Lee's invasion took place against the backdrop of the upcoming fall elections in the North. As events moved toward a climax at the Battle of Antietam, Gettysburg's citizens debated the progress of the war, and the political fallout of the invasion. The newspapers reported the day-to-day progress of the armies alongside their own political arguments for and against sustaining the current administration's prosecution of the war. Even as President Lincoln became firmly set in his desire to issue the Emancipation Proclamation as soon as a victory came to hand, The Compiler and the Sentinel made clear that the issue of slavery remained a prominent and divisive issue in Gettysburg. The Republican rallying cry during the fall was Unionism and patriotism - everyone needed to support the war effort. Meanwhile, the Democrats decried the lack of military progress, sought to tie Republicans to the Abolitionist cause, and argued that a war for Union could be won, while a war for abolition could not. During the height of invasion hysteria in Gettysburg, the Compiler published the following argument from "a Republican" supporting the Democratic ticket:
Now, my friends, we have but one course to pursue as true Americans. I appeal to you to at once search after the causes of our troubles, and hunt up the impediments in the way of an early peace, and I hope that you will readily see them, and by the nearest road, go and crush the serpent's head. Abolitionism and Secessionism are twin sisters, and the only two questions which claim our attention; and they are so completely interwoven amongst the draw-backs to American liberty, that nothing but the waging of a simultaneous war for the destruction of both will ever restore peace, power, and prosperity in this country. Here are before our eyes two monsters to deal with--Secessionism and Abolitionism--operating conjointly and pushed forward by monomaniacs on both sides with stubborn tenacity that knows no bounds for the overthrow of these States; the former with arms in hand, openly proclaiming their purpose, and the latter lying coiled around the portals of the nation, inflicting poisonous wounds upon its body. The Government will be able to suppress the one, if the people take hold of the other. Secessionism must fall before our powerful armies, and Abolitionism is an easy prey to the united voice of the impartial peoples.
The next day's Sentinel responded:
THE TRUTH
Men who will at this day, when our nation is in a desperate struggle with traitors, seek to divide our people by a ridiculous expression of apprehension about abolitionists, can be considered in no other light than as the allies of treason and the enemies of our government. He who now seeks to distract and antagonize our people is as black a traitor as Jeff Davis himself, let him live in Seccessia or in our midst. The secessionists are now the great and only enemies who require our immediate attention, and until they are put down all other issues should be dropped.
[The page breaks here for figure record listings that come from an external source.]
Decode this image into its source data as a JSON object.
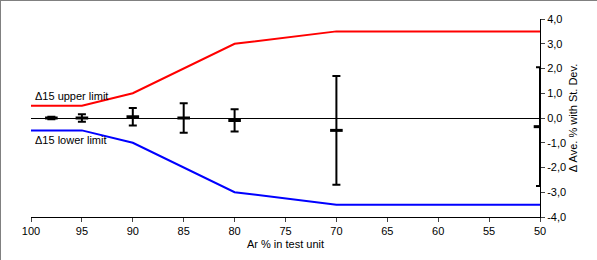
{
  "chart_data": {
    "type": "line",
    "x_label": "Ar % in test unit",
    "y_label": "Δ Ave. % with St. Dev.",
    "xlim": [
      100,
      50
    ],
    "xticks": [
      100,
      95,
      90,
      85,
      80,
      75,
      70,
      65,
      60,
      55,
      50
    ],
    "ylim": [
      -4,
      4
    ],
    "yticks": [
      {
        "value": 4,
        "label": "4,0"
      },
      {
        "value": 3,
        "label": "3,0"
      },
      {
        "value": 2,
        "label": "2,0"
      },
      {
        "value": 1,
        "label": "1,0"
      },
      {
        "value": 0,
        "label": "0,0"
      },
      {
        "value": -1,
        "label": "-1,0"
      },
      {
        "value": -2,
        "label": "-2,0"
      },
      {
        "value": -3,
        "label": "-3,0"
      },
      {
        "value": -4,
        "label": "-4,0"
      }
    ],
    "grid": false,
    "series": [
      {
        "name": "Δ15 upper limit",
        "color": "#ff0000",
        "type": "line",
        "x": [
          100,
          95,
          90,
          85,
          80,
          70,
          50
        ],
        "values": [
          0.5,
          0.5,
          1.0,
          2.0,
          3.0,
          3.5,
          3.5
        ]
      },
      {
        "name": "Δ15 lower limit",
        "color": "#0000ff",
        "type": "line",
        "x": [
          100,
          95,
          90,
          85,
          80,
          70,
          50
        ],
        "values": [
          -0.5,
          -0.5,
          -1.0,
          -2.0,
          -3.0,
          -3.5,
          -3.5
        ]
      },
      {
        "color": "#000000",
        "type": "scatter",
        "marker": "dash",
        "x": [
          98,
          95,
          90,
          85,
          80,
          70,
          50
        ],
        "values": [
          0.0,
          0.0,
          0.05,
          0.0,
          -0.1,
          -0.5,
          -0.35
        ],
        "error": [
          0.05,
          0.15,
          0.35,
          0.6,
          0.45,
          2.2,
          2.4
        ]
      }
    ]
  }
}
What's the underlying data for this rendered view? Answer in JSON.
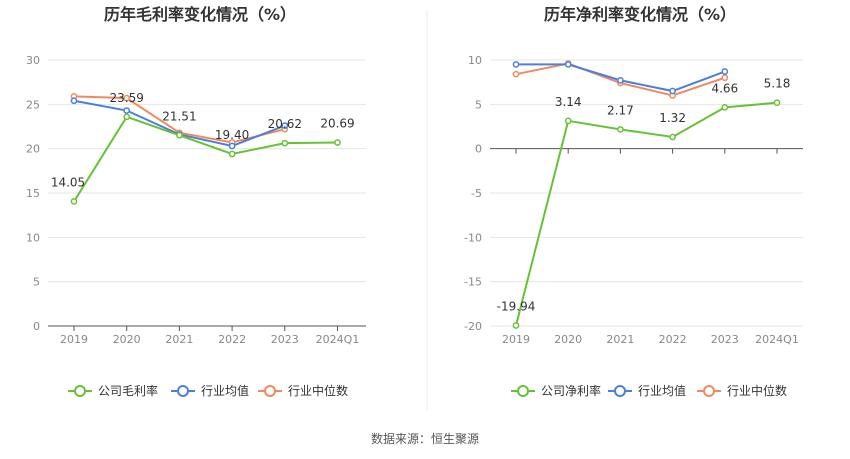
{
  "source_note": "数据来源：恒生聚源",
  "colors": {
    "company": "#66c234",
    "avg": "#4a7fe0",
    "median": "#f08a5d",
    "grid": "#e5e5e5",
    "axis": "#555555"
  },
  "chart_data": [
    {
      "type": "line",
      "title": "历年毛利率变化情况（%）",
      "categories": [
        "2019",
        "2020",
        "2021",
        "2022",
        "2023",
        "2024Q1"
      ],
      "ylim": [
        0,
        30
      ],
      "yticks": [
        0,
        5,
        10,
        15,
        20,
        25,
        30
      ],
      "grid": true,
      "legend_position": "bottom",
      "series": [
        {
          "key": "company",
          "name": "公司毛利率",
          "values": [
            14.05,
            23.59,
            21.51,
            19.4,
            20.62,
            20.69
          ],
          "labels": [
            "14.05",
            "23.59",
            "21.51",
            "19.40",
            "20.62",
            "20.69"
          ]
        },
        {
          "key": "avg",
          "name": "行业均值",
          "values": [
            25.4,
            24.3,
            21.6,
            20.3,
            22.6,
            null
          ]
        },
        {
          "key": "median",
          "name": "行业中位数",
          "values": [
            25.9,
            25.7,
            21.8,
            20.7,
            22.2,
            null
          ]
        }
      ]
    },
    {
      "type": "line",
      "title": "历年净利率变化情况（%）",
      "categories": [
        "2019",
        "2020",
        "2021",
        "2022",
        "2023",
        "2024Q1"
      ],
      "ylim": [
        -20,
        10
      ],
      "yticks": [
        -20,
        -15,
        -10,
        -5,
        0,
        5,
        10
      ],
      "grid": true,
      "legend_position": "bottom",
      "series": [
        {
          "key": "company",
          "name": "公司净利率",
          "values": [
            -19.94,
            3.14,
            2.17,
            1.32,
            4.66,
            5.18
          ],
          "labels": [
            "-19.94",
            "3.14",
            "2.17",
            "1.32",
            "4.66",
            "5.18"
          ]
        },
        {
          "key": "avg",
          "name": "行业均值",
          "values": [
            9.5,
            9.5,
            7.7,
            6.5,
            8.7,
            null
          ]
        },
        {
          "key": "median",
          "name": "行业中位数",
          "values": [
            8.4,
            9.6,
            7.4,
            6.0,
            8.0,
            null
          ]
        }
      ]
    }
  ]
}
After the Battle of Antietam, President Lincoln issued the Emancipation Proclamation. There were political consequences. In the November elections Democrats made major gains across Pennsylvania. In the 16th District, Democrat Alexander Hamilton Coffroth narrowly unseated Gettysburg's Republican representative Edward McPherson. And yet with his pen Lincoln had ended the question of a limited war for Union. By the time the armies arrived in Gettysburg on July 1st, 1863, the war for Union and the war to end slavery went hand-in-hand.